We have slack, we’re going to use Slack. How do we make it both as easy as possible and as powerful as possible? And sometimes it’s just the power of an emoji. That’s really clever. That goes in the highlight real, I like that. So, I think that about wraps up the approval process, right. Ways to get the sales team activated right, activate your sales team with an approval process, you could say a bunch of different stuff. I want to, as we wrap up here, I do want to ask you, any best practices off the top of your head and it’s fine if not. What outside of getting the sales team involved and active. Are there any best practices you’re seeing especially when it comes to the enterprise cycle? I know that you guys sell fairly enterprise.

You had said before calling people out and getting them excited in meetings, that’s really important in a lot of these enterprise cycles because the wins are fewer and far between. They’re big. But is there anything off the top of your head that you’d like to kind of wrap up or contribute at the end when it comes to effective content and specifically with the approval workflow?

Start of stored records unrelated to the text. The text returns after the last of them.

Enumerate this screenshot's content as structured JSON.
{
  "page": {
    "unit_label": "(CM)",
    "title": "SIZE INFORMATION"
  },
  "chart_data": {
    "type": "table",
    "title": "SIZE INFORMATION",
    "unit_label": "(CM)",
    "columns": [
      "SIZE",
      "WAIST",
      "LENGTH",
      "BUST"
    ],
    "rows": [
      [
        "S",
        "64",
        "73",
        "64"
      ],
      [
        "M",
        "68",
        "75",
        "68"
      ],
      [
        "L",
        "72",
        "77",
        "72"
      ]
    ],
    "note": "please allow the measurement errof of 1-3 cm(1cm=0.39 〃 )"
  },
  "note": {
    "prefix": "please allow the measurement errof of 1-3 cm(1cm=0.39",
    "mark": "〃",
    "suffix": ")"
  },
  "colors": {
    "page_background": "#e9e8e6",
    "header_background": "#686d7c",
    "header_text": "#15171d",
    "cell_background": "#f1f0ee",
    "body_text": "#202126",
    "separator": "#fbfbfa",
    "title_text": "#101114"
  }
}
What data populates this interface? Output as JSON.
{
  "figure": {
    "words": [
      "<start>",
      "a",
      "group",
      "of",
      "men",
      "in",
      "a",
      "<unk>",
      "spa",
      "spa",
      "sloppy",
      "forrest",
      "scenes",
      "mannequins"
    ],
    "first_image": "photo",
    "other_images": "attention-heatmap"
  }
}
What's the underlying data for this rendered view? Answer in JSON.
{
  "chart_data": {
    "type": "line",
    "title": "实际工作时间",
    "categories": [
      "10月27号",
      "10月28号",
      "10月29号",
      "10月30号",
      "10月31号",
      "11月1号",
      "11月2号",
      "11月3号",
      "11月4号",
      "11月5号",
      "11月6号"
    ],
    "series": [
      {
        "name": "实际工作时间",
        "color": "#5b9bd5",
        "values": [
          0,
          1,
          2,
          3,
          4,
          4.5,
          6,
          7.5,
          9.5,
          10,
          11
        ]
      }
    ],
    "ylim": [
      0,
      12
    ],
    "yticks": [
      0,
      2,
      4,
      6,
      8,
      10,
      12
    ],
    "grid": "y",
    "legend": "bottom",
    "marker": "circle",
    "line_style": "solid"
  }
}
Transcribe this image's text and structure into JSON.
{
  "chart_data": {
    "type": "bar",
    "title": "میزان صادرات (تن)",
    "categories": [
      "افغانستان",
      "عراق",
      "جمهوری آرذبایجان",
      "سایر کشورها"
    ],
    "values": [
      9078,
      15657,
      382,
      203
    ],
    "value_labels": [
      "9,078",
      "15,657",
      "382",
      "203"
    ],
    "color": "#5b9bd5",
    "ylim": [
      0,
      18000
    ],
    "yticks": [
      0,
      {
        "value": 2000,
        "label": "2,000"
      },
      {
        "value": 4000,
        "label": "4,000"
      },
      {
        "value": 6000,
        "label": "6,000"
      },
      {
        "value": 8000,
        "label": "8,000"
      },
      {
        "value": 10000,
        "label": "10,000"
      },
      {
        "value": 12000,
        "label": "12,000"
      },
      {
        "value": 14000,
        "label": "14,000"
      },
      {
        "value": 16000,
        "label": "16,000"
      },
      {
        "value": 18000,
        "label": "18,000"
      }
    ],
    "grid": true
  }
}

Jonathan: Keep it extremely simple. Start from what is needed, right. That typically comes from sales people or from you being involved in deals or being very close to deals. And then keep the process so simple that content just comes out of it almost naturally and let me just add a few colors to that. I think to make content well and to then bring it to the organization you need fundamentally three things, three skill sets if we want. You need somebody that can tell a good story from a sales perspective but also knows what they’re talking about, whatever they are talking about. Whether it’s a product or a solution or whatever. You need a good storyteller. You need somebody who’s good visually and with multimedia.

Nick: Yeah.

Jonathan: And you need this what I would call the standard somebody who’s got a broader vision of what is the messaging, what is our narrative, what are we going for fundamentally, right. And if you if there is three people those three skills in one person you are one lucky guy. But it’s really hard, so typically you would have three at least three different people playing this role. But the sales person is typically the first person, right. The one that can tell the story and then knows what the customer problem is. So, if you’re talking about something technical, there would be maybe a presales or maybe an implementation manager joining and creating that content. And the creative side of things comes upstream by creating the template or downstream by making whatever the salesperson has made nicer.

Then you take that and you bring it to people either like myself or like our head of marketing, we look at it, we criticalize and say, great, this is for a retail bank that is really really large in the US. How can we make this content effective for a smaller bank in the UK or a medium-sized bank in the Netherlands, for example, right? How can we standardize so that is utilizable in different stepping’s? What data can we bring to make the story more solid? So again, it comes down to having maybe a broader vision and just having that two people approval just making sure that you don’t get pinch and hold in what you think is right. But fundamentally these are kind of the three stepping stones. And we have found it out after so long of trying with setting up convoluted processes that nobody could escape from. It was just that simple.

You have fundamental three stakeholders, three skills, three things to get done, you got them done.

Nick: Listen, maybe that’s the next podcast episode. Three parts of effective constant creation. No, I love that idea. Hey, thank you so much for stopping by the podcast and talk with us today. I feel like we go, we covered a lot here but I really appreciate it. This this was awesome.

Jonathan: It was really good fun. Thanks.

Nick: This has been Mind the Gap, a podcast about sales and marketing alignment put on by Enablix. My name is Nick Ziech-Lopez. Thanks for listening.